Quanto è importante la condivisione dei dati scientifici nella comprensione del fenomeno sismico avvenuto in Turchia e Siria?
“A livello geofisico, oggi i dati sono condivisi a livello mondiale. Un terremoto non può essere nascosto, se non altro perché registrato nelle sale sismiche di tutto il mondo. La condivisione, in questo senso, è un obbligo etico e civile sancito dalla comunità scientifica internazionale”.
Quale è il peso della cooperazione internazionale in ottica di ricerca scientifica?
“Moltissimo: la diffusione dei risultati dei monitoraggi e delle idee e la verifica delle ipotesi rispetto alle varie teorie portano sempre ad un avanzamento sostanziale della conoscenza e del sapere scientifico. Questo lo si è visto, per esempio, nello sviluppo dei vaccini Covid in tempi rapidissimi, impensabili fino a poco fa: un risultato straordinario raggiunto, e possibile, solo grazie a strettissime sinergie e collaborazioni internazionali”.
Quanto il livello di democraticità di uno Stato può impattare sulle politiche di mitigazione e prevenzione di un territorio, oltre che sulla possibilità e rapidità di intervento e soccorso in caso di catastrofi naturali?
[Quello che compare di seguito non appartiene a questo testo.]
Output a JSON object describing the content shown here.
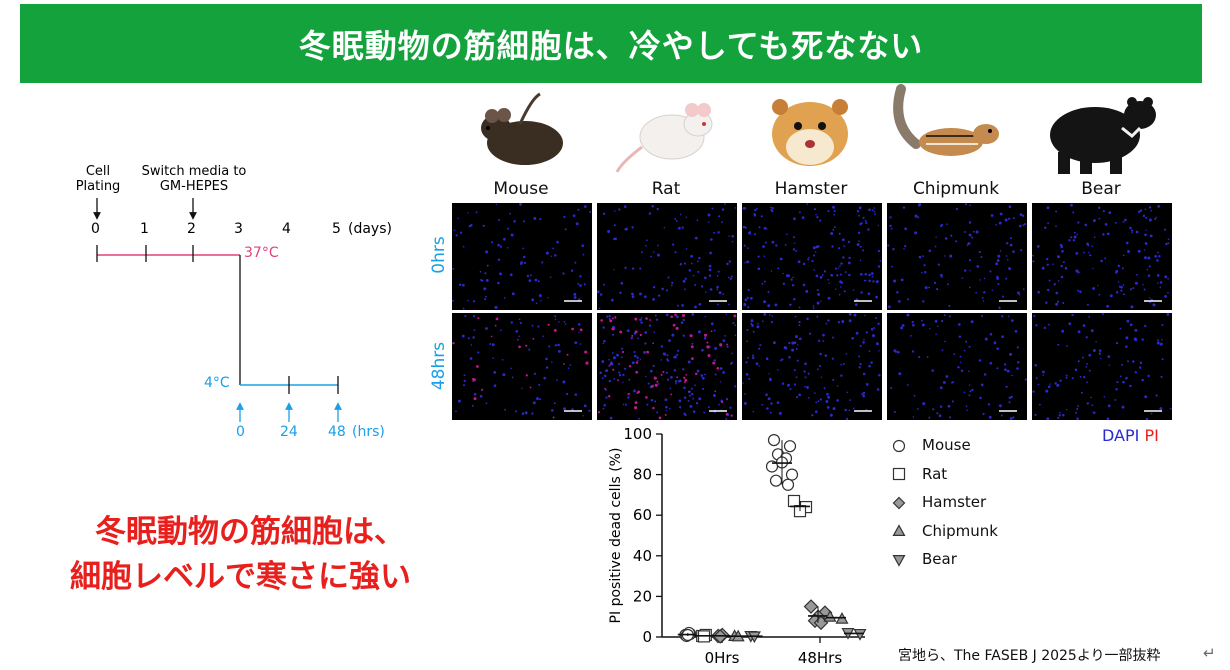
{
  "title": "冬眠動物の筋細胞は、冷やしても死なない",
  "timeline": {
    "cell_plating": [
      "Cell",
      "Plating"
    ],
    "switch_media": [
      "Switch media to",
      "GM-HEPES"
    ],
    "day_ticks": [
      "0",
      "1",
      "2",
      "3",
      "4",
      "5"
    ],
    "days_unit": "(days)",
    "temp_37": "37°C",
    "temp_4": "4°C",
    "hr_ticks": [
      "0",
      "24",
      "48"
    ],
    "hrs_unit": "(hrs)",
    "colors": {
      "warm": "#e0407f",
      "cold": "#1aa0e6"
    }
  },
  "animals": [
    "Mouse",
    "Rat",
    "Hamster",
    "Chipmunk",
    "Bear"
  ],
  "animal_icons": [
    "mouse-illustration",
    "rat-illustration",
    "hamster-illustration",
    "chipmunk-illustration",
    "bear-illustration"
  ],
  "micrograph_rows": [
    "0hrs",
    "48hrs"
  ],
  "stain": {
    "dapi": "DAPI",
    "pi": "PI",
    "dapi_color": "#2a2ad0",
    "pi_color": "#e8201d"
  },
  "conclusion": [
    "冬眠動物の筋細胞は、",
    "細胞レベルで寒さに強い"
  ],
  "citation": "宮地ら、The FASEB J 2025より一部抜粋",
  "chart_data": {
    "type": "scatter",
    "ylabel": "PI positive dead cells (%)",
    "ylim": [
      0,
      100
    ],
    "yticks": [
      0,
      20,
      40,
      60,
      80,
      100
    ],
    "categories": [
      "0Hrs",
      "48Hrs"
    ],
    "series": [
      {
        "name": "Mouse",
        "marker": "circle",
        "values": [
          [
            1,
            1.5,
            0.5,
            2,
            1
          ],
          [
            97,
            94,
            90,
            88,
            86,
            84,
            80,
            77,
            75
          ]
        ]
      },
      {
        "name": "Rat",
        "marker": "square",
        "values": [
          [
            0.5,
            1,
            0.3
          ],
          [
            67,
            64,
            62
          ]
        ]
      },
      {
        "name": "Hamster",
        "marker": "diamond",
        "values": [
          [
            0.5,
            1,
            0.3
          ],
          [
            15,
            12,
            10,
            8,
            7
          ]
        ]
      },
      {
        "name": "Chipmunk",
        "marker": "triangle-up",
        "values": [
          [
            0.5,
            0.3
          ],
          [
            10,
            9
          ]
        ]
      },
      {
        "name": "Bear",
        "marker": "triangle-down",
        "values": [
          [
            0.5,
            0.3
          ],
          [
            2,
            1.5
          ]
        ]
      }
    ]
  }
}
“La scienza deve essere libera e svincolata da dittature e diktat di qualsiasi natura: politica, religiosa, militare, culturale. Questo principio, fortemente rivendicato dai nostri padri costituenti, è espresso anche chiaramente in due articoli della Costituzione della Repubblica Italiana. Ricordo l’Art. 9 - La Repubblica promuove lo sviluppo della cultura e la ricerca scientifica e tecnica- e l’Art. 33: -L'arte e la scienza sono libere e libero ne è l'insegnamento”.
Per concludere: quanto conta nella scienza riferirsi ad un unico solo linguaggio, una sorta di ‘porto franco’ in cui tutta l’umanità possa ritrovarsi, nella consapevolezza che le sfide che riguardano tutti noi prescindono e travalicano i distinguo che ci dividono?
“La scienza ha un linguaggio comune che supera ogni barriera: le formule, i teoremi della matematica e le teorie della fisica non conoscono bandiera, non hanno colore. Le regole della natura non possono essere occultate, né bloccate ai confini, non cambiano da uno stato all’altro e non è nemmeno arginabile la loro diffusione. È, quindi, essenziale formare una classe di scienziati, di cittadini e di dirigenti consapevoli, in grado di assimilare, maturare e promuovere questo linguaggio universale: tutti noi, in particolare se in ruoli di responsabilità, dovremmo sentire prioritaria l’esigenza di investire nello sviluppo culturale dei prossimi decenni”.